Temos aqui tal cena: um homem aparentemente comum fala sobre uma criatura que habita a sua casa, criatura que possui todas as características de um mistério. Odradek é uma pequena esfinge, feita de fios e remendos gastos e inúteis, esfinge cujo enigma é a sua própria existência. Sem função, sem sentido, dotado de uma quase fala e uma quase risada, Odradek é quase nada. Ao estranhamento causado pela criatura, que é friamente narrada pelo homem comum, junta-se um segundo estranhamento, produzido por uma leitura rápida: por detrás da observação fria, algo na existência da criatura perturba gravemente o homem comum, experiência que dá nome ao texto. Ele tem que falar da criatura, mesmo que isso não faça sentido, e confessa que a existência da criaturinha, em especial sua permanência atemporal, fere-o, causa-lhe uma quase dor. Se, por ora, não podemos saber muito mais sobre a pequena criatura que ri uma risada enigmática, a análise da forma e do conteúdo da linguagem pode nos revelar quem é o narrador, o "pai de família" atribulado, e qual forma de vida esse personagem expressa.

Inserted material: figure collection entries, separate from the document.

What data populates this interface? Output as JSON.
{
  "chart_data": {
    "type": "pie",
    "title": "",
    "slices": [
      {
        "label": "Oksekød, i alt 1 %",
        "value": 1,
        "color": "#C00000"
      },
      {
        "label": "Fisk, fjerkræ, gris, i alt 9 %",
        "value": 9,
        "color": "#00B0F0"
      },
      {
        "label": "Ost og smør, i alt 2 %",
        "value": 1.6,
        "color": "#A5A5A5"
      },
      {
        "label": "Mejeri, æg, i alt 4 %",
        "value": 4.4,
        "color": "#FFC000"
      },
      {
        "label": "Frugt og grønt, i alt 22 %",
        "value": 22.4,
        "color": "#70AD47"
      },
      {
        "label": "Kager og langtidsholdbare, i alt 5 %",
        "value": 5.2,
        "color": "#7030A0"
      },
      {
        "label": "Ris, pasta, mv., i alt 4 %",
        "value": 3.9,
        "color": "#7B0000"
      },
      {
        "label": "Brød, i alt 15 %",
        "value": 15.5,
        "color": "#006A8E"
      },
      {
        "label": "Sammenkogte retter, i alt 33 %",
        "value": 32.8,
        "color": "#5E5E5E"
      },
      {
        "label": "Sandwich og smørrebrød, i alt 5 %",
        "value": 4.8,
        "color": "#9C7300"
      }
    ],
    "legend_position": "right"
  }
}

Primeiramente, o pai de família é um homem cultivado. As discussões iniciais sobre o nome de Odradek, sobre suas origens do eslavo ou do alemão, a disposição do narrador em apresentar sua cultura livresca caracterizam-se estilisticamente como um marca de distinção burguesa. Pois, se culto, a cultura do pai de família é uma cultura acessória e instrumental, pois Odradek lhe interessa enquanto coisa-palavra apenas na medida em que a existência incômoda da criaturinha se impõe, incômodo que exige algum tipo de elaboração.

Dotado de uma cultura acessória e instrumental, o narrador é um homem friamente analítico, como aponta sua descrição impassível de Odradek. A frieza se soma à sua praticidade, pois a ausência de função de Odradek não apenas é uma característica inusitada, mas uma questão central e inquietante para o homem.

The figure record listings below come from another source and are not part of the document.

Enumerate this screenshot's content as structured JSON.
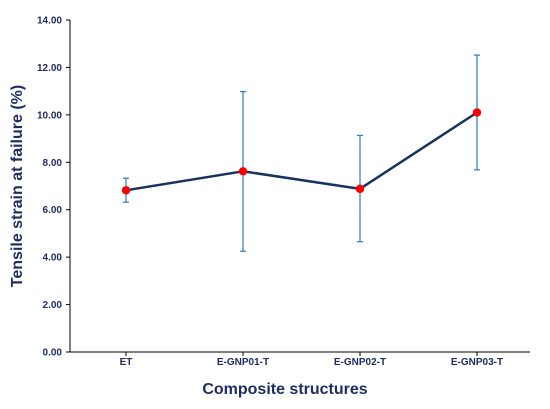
{
  "chart_data": {
    "type": "line",
    "title": "",
    "xlabel": "Composite structures",
    "ylabel": "Tensile strain at failure (%)",
    "categories": [
      "ET",
      "E-GNP01-T",
      "E-GNP02-T",
      "E-GNP03-T"
    ],
    "values": [
      6.82,
      7.62,
      6.88,
      10.1
    ],
    "error": [
      [
        6.32,
        7.33
      ],
      [
        4.25,
        10.98
      ],
      [
        4.65,
        9.13
      ],
      [
        7.68,
        12.52
      ]
    ],
    "ylim": [
      0,
      14
    ],
    "yticks": [
      "0.00",
      "2.00",
      "4.00",
      "6.00",
      "8.00",
      "10.00",
      "12.00",
      "14.00"
    ],
    "grid": false,
    "legend": "none",
    "colors": {
      "line": "#18335f",
      "marker": "#ff0000",
      "errorbar": "#2b78c8",
      "axis_text": "#1f2d63",
      "axis": "#000000"
    }
  }
}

Por fim, além de uma civilidade culta, fria e prática, ao tratar Odradek como "uma criança", o narrador revela o sentimento de superioridade que alicerça todas as características anteriores do seu discurso. Como bem sublinha a análise de Roberto Schwarz (2008), o pai de família se apresenta, pelo conteúdo e forma do seu dizer, como perfeito exemplo do cidadão burguês. A técnica da descrição e a praticidade da comunicação, emolduradas em uma pretensa civilidade, organizam um discurso calculista que visa fagocitar em sua racionalidade instrumental toda e qualquer manifestação da vida. Todas as características que o pai de família percebe faltar a Odradek - sentido e função - são justamente as que possibilitariam à criaturinha ter algum valor de uso ou valor de troca e entrar no sistema de circulação das mercadorias.

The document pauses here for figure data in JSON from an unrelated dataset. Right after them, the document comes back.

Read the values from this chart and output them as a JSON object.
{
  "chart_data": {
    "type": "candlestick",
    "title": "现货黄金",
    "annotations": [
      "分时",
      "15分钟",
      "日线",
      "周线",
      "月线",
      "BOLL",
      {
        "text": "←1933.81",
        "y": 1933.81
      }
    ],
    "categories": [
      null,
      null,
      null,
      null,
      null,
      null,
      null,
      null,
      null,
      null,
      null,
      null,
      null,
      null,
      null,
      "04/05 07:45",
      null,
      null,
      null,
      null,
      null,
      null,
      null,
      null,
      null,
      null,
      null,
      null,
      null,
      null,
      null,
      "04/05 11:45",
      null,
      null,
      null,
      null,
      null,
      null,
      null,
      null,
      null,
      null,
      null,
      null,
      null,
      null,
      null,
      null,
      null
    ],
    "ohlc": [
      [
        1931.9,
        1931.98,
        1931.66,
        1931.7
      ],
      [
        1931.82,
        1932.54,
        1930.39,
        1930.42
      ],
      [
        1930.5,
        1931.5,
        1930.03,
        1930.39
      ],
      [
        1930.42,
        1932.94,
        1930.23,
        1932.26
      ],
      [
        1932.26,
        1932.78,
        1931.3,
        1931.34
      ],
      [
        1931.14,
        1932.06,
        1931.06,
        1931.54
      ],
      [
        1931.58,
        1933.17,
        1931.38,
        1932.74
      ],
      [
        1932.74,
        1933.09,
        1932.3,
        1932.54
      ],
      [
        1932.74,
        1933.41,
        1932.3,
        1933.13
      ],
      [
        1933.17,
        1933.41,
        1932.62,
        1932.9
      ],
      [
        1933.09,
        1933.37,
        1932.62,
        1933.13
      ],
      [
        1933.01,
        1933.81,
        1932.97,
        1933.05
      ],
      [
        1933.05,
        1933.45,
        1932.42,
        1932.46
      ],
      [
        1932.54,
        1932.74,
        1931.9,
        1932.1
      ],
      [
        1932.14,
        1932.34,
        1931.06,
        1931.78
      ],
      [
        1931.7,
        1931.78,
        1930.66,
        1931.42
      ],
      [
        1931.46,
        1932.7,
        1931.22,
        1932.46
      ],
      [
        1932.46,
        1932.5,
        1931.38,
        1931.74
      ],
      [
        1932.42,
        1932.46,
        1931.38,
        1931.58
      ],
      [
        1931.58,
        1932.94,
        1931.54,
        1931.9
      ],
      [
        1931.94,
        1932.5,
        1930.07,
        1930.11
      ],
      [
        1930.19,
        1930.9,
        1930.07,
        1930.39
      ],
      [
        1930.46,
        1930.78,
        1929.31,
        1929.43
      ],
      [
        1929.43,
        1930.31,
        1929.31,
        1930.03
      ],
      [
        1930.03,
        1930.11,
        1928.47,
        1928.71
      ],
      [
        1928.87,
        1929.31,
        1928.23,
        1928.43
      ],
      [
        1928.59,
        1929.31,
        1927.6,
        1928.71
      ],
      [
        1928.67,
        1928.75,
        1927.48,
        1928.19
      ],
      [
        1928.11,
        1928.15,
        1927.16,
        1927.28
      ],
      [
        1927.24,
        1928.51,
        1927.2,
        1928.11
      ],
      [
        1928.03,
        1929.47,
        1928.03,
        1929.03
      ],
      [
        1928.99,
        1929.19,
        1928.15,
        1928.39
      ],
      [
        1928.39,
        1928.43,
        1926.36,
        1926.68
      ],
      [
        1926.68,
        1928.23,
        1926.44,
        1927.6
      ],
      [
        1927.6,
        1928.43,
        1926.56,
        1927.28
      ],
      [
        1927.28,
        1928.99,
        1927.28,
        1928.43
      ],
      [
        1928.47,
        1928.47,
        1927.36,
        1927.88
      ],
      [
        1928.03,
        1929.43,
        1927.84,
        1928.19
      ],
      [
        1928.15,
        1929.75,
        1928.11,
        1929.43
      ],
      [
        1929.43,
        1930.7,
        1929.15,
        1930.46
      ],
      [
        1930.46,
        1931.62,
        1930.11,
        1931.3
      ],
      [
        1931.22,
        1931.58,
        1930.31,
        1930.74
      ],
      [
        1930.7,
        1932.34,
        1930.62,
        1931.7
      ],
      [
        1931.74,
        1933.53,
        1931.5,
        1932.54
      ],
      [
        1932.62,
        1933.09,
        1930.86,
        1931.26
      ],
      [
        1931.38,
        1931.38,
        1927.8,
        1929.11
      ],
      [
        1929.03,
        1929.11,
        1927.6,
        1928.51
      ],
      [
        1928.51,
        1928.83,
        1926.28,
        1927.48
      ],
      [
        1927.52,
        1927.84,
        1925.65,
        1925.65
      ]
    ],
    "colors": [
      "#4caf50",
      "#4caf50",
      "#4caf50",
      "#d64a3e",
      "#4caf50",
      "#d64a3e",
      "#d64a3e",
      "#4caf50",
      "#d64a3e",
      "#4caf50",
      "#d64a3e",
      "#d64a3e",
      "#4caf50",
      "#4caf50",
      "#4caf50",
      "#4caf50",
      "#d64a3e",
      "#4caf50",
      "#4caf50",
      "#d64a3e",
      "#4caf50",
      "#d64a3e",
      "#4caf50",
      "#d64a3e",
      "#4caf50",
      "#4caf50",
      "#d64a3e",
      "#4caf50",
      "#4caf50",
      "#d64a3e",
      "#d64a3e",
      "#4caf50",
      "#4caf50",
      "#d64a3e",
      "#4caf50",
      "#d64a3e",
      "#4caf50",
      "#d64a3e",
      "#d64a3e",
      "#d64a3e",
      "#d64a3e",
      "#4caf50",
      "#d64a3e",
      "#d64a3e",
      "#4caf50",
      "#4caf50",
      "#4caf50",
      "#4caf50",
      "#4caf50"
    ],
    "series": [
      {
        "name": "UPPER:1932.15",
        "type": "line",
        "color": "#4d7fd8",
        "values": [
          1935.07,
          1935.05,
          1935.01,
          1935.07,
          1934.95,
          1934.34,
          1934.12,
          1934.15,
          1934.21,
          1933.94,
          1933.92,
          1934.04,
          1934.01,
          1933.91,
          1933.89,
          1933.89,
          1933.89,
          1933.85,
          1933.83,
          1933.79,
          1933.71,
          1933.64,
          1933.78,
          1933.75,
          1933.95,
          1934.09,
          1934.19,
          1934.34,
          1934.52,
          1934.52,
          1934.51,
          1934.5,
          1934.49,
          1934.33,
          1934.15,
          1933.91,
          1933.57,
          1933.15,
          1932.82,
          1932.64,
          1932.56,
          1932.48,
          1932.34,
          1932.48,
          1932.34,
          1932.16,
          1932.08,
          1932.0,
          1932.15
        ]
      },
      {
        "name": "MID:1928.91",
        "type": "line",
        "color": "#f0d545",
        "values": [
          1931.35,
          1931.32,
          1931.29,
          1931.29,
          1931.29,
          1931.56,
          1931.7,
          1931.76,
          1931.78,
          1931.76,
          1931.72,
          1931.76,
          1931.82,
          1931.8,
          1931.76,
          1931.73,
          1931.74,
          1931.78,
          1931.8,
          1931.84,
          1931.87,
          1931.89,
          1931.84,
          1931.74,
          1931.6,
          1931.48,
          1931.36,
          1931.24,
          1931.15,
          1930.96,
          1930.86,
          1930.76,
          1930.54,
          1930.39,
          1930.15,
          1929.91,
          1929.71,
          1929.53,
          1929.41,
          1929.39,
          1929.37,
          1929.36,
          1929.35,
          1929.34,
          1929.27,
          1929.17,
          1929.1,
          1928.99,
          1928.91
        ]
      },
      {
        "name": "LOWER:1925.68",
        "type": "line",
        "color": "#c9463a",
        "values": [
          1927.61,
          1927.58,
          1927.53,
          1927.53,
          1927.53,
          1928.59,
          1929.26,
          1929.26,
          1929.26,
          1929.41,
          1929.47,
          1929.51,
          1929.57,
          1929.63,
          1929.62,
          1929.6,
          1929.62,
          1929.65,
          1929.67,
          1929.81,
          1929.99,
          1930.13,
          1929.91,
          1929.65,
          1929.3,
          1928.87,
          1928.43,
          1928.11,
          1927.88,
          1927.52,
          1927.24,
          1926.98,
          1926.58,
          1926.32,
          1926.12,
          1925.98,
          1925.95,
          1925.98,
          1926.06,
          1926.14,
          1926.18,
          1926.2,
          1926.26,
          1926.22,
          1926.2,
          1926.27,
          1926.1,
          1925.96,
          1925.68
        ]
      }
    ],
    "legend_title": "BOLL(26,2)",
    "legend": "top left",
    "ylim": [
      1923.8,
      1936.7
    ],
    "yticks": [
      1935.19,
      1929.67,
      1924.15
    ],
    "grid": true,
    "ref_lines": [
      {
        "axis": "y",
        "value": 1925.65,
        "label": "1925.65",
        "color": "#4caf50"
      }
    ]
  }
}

A última característica que falta a Odradek, a mortalidade, é ponto central da preocupação do narrador e liga-se imediatamente à ausência de finalidade: "Tudo que morre terá tido, anteriormente, uma espécie de finalidade, uma espécie de atividade, na qual se desgastou". Se até esse momento Odradek é tratado apenas como um enigma, aqui a narrativa muda de caminho. Ao perceber que, sem poder ser incluída na lógica capitalista, a criaturinha não pode ser gasta e morta - ou seja, não é usável e descartável -, de súbito a existência de Odradek revela ao narrador a miséria da sua própria existência, ele mesmo um ser usável, mortal e descartável, vítima da mesma lógica com que ele organiza seu mundo. Tal percepção faz com que o narrador sinta como algo doloroso que a existência de Odradek supere a sua própria. Nas frestas veladas dessa dor apresentada de forma serena, Schwarz percebe que o pai de família é partidário do extermínio:

O pai de família não quer ser eterno; quer sobreviver a Odradek, quer, noutras palavras, que Odradek morra antes. Naturalmente é urbano demais para desejar a morte a um ser que não faz mal a ninguém, que é completo à sua maneira; mas a urbanidade não impede que a existência de um tal ser lhe doa. Respeitável por todos os títulos, o pai de família é partidário inconfessado da destruição. (2008, p. 28)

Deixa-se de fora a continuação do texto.